Bacco e Arianna. Affresco, ante 79 d.C, Casa dei Braccialetti d’Oro, Pompei. Napoli, Museo Archeologico Nazionale.

 

Omaggio ai modelli greci: gli epitalami e la Chioma di Berenice

Epitalami, cioè canti nuziali, sono i carmina 61 e 62. Si tratta di un genere letterario di origine ellenica, praticato dall’epoca di Saffo all’età alessandrina, che Catullo romanizza con l’inserimento di una serie di elementi tipicamente italico-romani, sia per quanto riguarda il rito nuziale sia sul piano etico-sociale. Mentre il carmen 61 fu scritto in occasione delle nozze dei due nobili romani L. Manlio Torquato e Vibia Aurunculeia, il carmen 62 non fu composto per un’occasione reale (anche se in esso non mancano accenti di sensibilità latina, il componimento rivela una più marcata adesione ai caratteri formali del genere).

Nel ciclo dei carmina docta è compreso anche un componimento (c. 66) che è un omaggio al poeta principe dell’alessandrinismo, Callimaco: si tratta della traduzione in versi latini di un’elegia famosa del poeta cirenaico, nota come Chioma di Berenice, che pare occupasse la parte finale del IV libro degli Aitia e che è giunta in forma mutila e frammentaria. In essa Callimaco celebrava in versi la cortigiana escogitazione di Conone, l’astronomo alla corte di Tolemeo III Evergete, re d’Egitto, che aveva identificato una nuova costellazione da lui scoperta con il ricciolo offerto come ex voto dalla regina Berenice per il ritorno del marito dalla guerra, ricciolo successivamente scomparso. Nel tradurre, liberamente, la vicenda del catasterismo (cioè della trasformazione della ciocca in costellazione), Catullo introduce o accentua temi centrali della propria ideologia e particolarmente insistenti nei carmi maggiori: l’esaltazione della fides, della pietas, la condanna dell’adulterio e la celebrazione delle virtù eroiche e dei valori tradizionali (vi si riconduce anche il c. 67, in cui una porta racconta le vicende non proprio edificanti di cui è stata protagonista la singolare famiglia che abita in quella casa).
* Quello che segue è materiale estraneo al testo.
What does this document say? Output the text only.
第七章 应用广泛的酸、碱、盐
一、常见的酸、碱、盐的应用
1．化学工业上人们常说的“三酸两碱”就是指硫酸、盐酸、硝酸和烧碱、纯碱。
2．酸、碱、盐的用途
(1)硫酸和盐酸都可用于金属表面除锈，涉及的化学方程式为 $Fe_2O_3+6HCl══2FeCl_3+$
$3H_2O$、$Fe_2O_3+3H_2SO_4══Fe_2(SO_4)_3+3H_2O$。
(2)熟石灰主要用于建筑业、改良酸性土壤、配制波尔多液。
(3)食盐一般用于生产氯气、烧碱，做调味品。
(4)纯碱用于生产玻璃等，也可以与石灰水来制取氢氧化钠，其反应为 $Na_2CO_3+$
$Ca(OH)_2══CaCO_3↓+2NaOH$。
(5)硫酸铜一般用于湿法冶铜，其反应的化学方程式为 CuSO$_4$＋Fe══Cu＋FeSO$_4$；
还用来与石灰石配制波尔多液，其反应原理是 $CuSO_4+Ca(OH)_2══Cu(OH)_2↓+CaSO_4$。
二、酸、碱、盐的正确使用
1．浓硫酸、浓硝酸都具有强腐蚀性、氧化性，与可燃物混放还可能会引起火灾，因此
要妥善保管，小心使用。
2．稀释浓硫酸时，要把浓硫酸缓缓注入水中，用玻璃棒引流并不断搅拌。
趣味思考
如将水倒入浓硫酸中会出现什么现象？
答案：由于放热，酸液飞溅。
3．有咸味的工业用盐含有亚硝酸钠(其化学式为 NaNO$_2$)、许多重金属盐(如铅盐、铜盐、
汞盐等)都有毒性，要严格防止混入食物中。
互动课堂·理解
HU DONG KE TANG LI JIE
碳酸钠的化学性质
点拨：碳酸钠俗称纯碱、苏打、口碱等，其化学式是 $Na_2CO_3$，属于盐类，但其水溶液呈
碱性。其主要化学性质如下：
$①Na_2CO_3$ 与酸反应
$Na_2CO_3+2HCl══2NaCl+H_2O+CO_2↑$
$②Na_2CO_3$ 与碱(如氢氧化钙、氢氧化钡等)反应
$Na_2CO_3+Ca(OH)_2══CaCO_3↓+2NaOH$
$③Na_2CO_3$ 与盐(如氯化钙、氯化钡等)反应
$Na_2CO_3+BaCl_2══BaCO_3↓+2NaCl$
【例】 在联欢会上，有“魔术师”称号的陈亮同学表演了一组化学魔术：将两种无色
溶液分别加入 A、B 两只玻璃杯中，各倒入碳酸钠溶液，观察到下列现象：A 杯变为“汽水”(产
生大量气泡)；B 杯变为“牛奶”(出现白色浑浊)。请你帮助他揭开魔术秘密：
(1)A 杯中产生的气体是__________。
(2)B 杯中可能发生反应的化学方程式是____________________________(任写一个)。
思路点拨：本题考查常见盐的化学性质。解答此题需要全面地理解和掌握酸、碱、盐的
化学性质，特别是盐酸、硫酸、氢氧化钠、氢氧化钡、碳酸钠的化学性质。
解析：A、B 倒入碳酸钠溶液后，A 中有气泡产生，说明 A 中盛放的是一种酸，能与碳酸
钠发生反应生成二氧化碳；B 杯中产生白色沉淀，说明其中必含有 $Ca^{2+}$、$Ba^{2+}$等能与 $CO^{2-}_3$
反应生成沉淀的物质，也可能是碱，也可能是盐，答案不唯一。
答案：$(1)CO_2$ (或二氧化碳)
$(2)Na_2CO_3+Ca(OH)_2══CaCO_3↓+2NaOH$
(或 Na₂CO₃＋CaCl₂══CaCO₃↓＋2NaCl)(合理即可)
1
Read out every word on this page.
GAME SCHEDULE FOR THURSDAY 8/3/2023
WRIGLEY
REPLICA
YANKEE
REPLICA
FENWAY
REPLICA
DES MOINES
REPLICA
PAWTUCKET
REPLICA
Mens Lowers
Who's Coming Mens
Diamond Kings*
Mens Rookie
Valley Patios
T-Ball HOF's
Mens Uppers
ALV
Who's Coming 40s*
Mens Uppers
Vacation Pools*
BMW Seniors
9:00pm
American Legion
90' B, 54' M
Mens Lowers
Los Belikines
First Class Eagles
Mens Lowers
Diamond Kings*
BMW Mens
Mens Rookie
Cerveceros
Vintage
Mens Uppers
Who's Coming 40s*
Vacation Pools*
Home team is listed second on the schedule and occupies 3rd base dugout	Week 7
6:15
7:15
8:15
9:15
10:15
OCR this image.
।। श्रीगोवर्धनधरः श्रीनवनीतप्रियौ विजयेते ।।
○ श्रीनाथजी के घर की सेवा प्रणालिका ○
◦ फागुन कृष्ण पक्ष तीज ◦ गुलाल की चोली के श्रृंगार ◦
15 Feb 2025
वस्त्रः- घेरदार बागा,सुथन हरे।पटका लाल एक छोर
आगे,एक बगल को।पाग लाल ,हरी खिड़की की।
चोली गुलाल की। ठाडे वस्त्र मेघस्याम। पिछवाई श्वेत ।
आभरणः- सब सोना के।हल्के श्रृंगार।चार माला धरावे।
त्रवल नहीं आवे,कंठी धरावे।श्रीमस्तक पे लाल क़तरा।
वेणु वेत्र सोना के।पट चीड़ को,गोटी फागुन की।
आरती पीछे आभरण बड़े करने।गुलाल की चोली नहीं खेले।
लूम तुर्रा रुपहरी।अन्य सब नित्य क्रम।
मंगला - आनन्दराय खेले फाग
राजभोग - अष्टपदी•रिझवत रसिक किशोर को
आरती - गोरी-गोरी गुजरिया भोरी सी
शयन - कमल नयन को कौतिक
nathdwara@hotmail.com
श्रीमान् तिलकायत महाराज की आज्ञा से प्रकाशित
Ambrogio Borghi, La regina Berenice (o Chioma di Berenice) – dettaglio. Statua, marmo, 1878. Monza, Musei Civici.

 

L’amore e l’archetipo mitico: il carme 68

Particolarmente complesso è il carmen 68 (dall’unità controversa: si discute se questo componimento, trasmesso come unico dai codici, si debba, in realtà, distinguere in due testi e quale sia, in tal caso, la relazione che li lega); esso riassume i temi principali della poetica catulliana, quali l’amicizia e l’amore, l’attività letteraria e la sua connessione con Roma, il dolore per la morte del fratello. Il ricordo dei primi amori, furtivi, con Lesbia sfuma nel mito: la vicenda di Protesilao e Laodamia (unitisi prima che fossero celebrate le nozze e, perciò, puniti con la morte di lui appena sbarcato a Troia) si fa archetipo esemplare della vicenda del poeta e della sua donna, di un coniugium anch’esso imperfetto e precario.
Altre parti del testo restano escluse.